The women though… Mary and the other Mary… they didn’t run off.  They stayed to the end and then, even though there was ABSOLUTELY NO WAY those puzzle pieces would EVER be put together, they came back to the tomb on Sunday.  They didn’t see the Resurrection coming any more than the guys did, but they also didn’t throw up their hands and go home.  Instead of running away, they chose to take a step toward the next faithful thing… go to the tomb and take care of Jesus’ body.  

They KNEW, just like the guys did, that the pieces of the puzzle they had would NEVER go together.  Jesus’ promise for life, his actions to bring about life and his horrible death were like two pieces of a jigsaw puzzle and a 747!  Things that just did NOT fit together!  But the women remained engaged anyway, turning the pieces this way and that way, around and around… even though there was NO WAY they could see them going together, they kept the puzzle pieces turning.  

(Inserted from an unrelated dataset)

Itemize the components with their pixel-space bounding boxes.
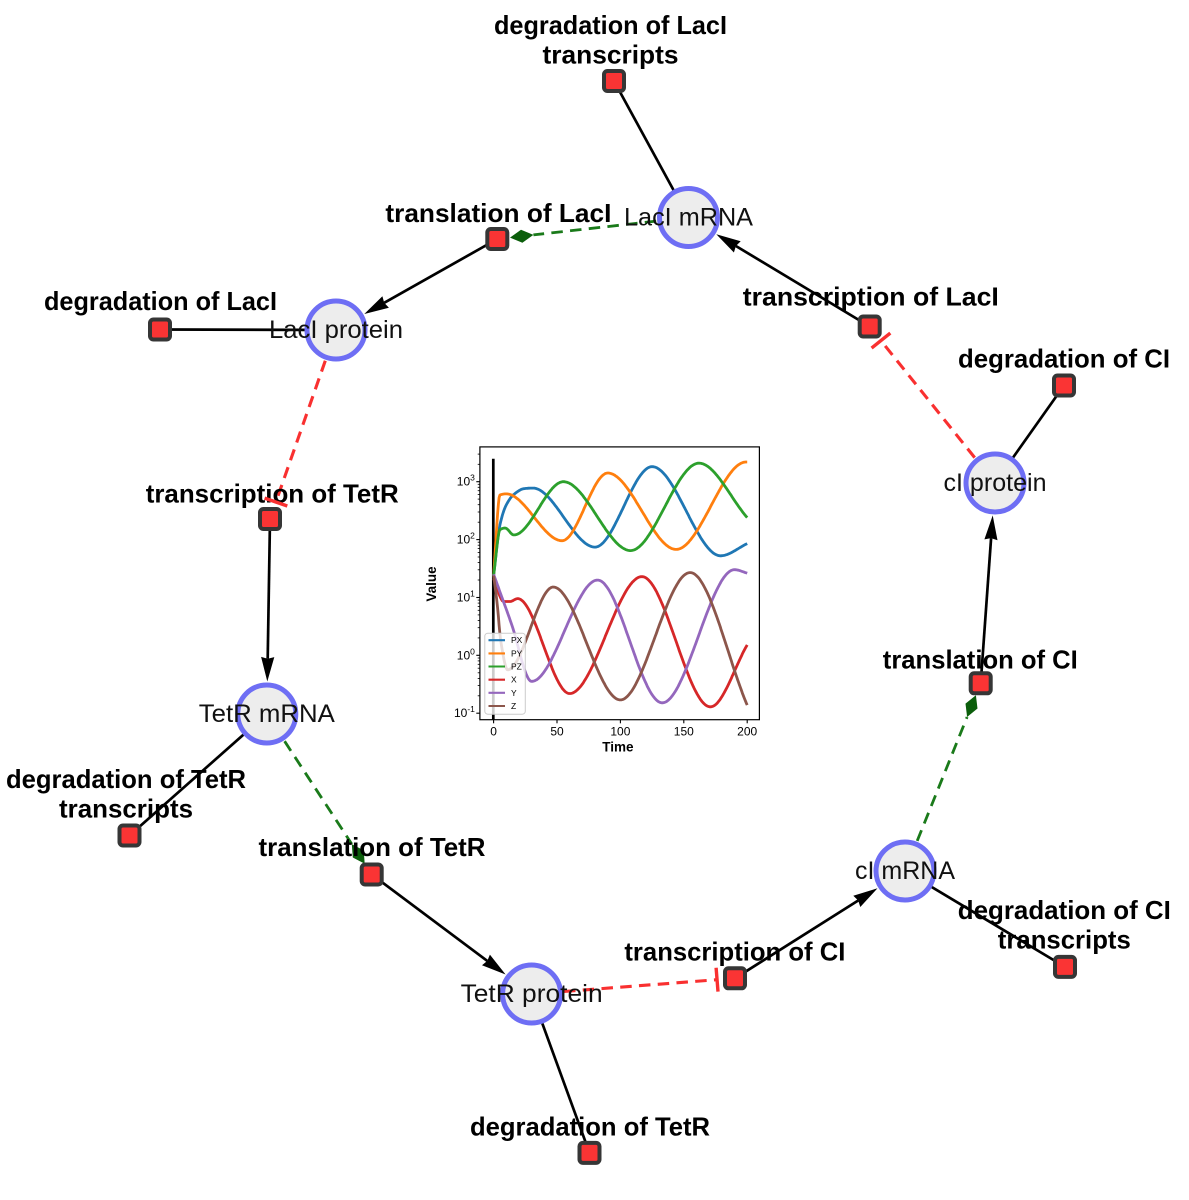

Mary and the other Mary, stuck with the puzzle… so they were there when God gave them the piece to the puzzle they were missing.  The resurrection.  It was the piece that made that impossible puzzle come together and they NEVER saw it coming.  They stuck with the puzzle, turning it and working with it until the piece they needed was given to them by God.  

You and I… we’re faced with puzzles in our lives and in our world and in our church all the time.  Sometimes we can see how they go together way down the track.  But sometimes we just can’t!  When we’re faced with those impossible puzzles… disease, cancer, the death of a spouse or a child or a parent, impossible personal finances… impossible church finances, job changes, moving, transitions, having to start again… When we get handed the pieces to a puzzle that are impossible to put together… not just LOOK really hard to put together, but are literally IMPOSSIBLE to put together… what do we do?  

Well, you could handle it like James, John, Matthew and the guys.  Throw up your hands, give up on the puzzle, and run off.  That’s clearly one option… But you might handle it like Mary and the other Mary.  In spite of KNOWING that the pieces you have don’t fit together, you could choose to put one foot in front of the other and do the next faithful thing and the next faithful thing and then the next faithful thing… turning those puzzle pieces and watching for God to do something you’ll never see coming.  

Easter teaches us that we don’t have all the pieces.  That there are unexpected pieces yet to come… Pieces that we can’t even IMAGINE and could NEVER see coming.  May we choose to be like Mary and the other Mary.  May we keep turning the pieces… Keep stepping toward the next faithful thing and the next… turning the pieces until God does something unexpected that we could NEVER see coming. Because with God, it turns out there is no such thing as an impossible puzzle.  Amen.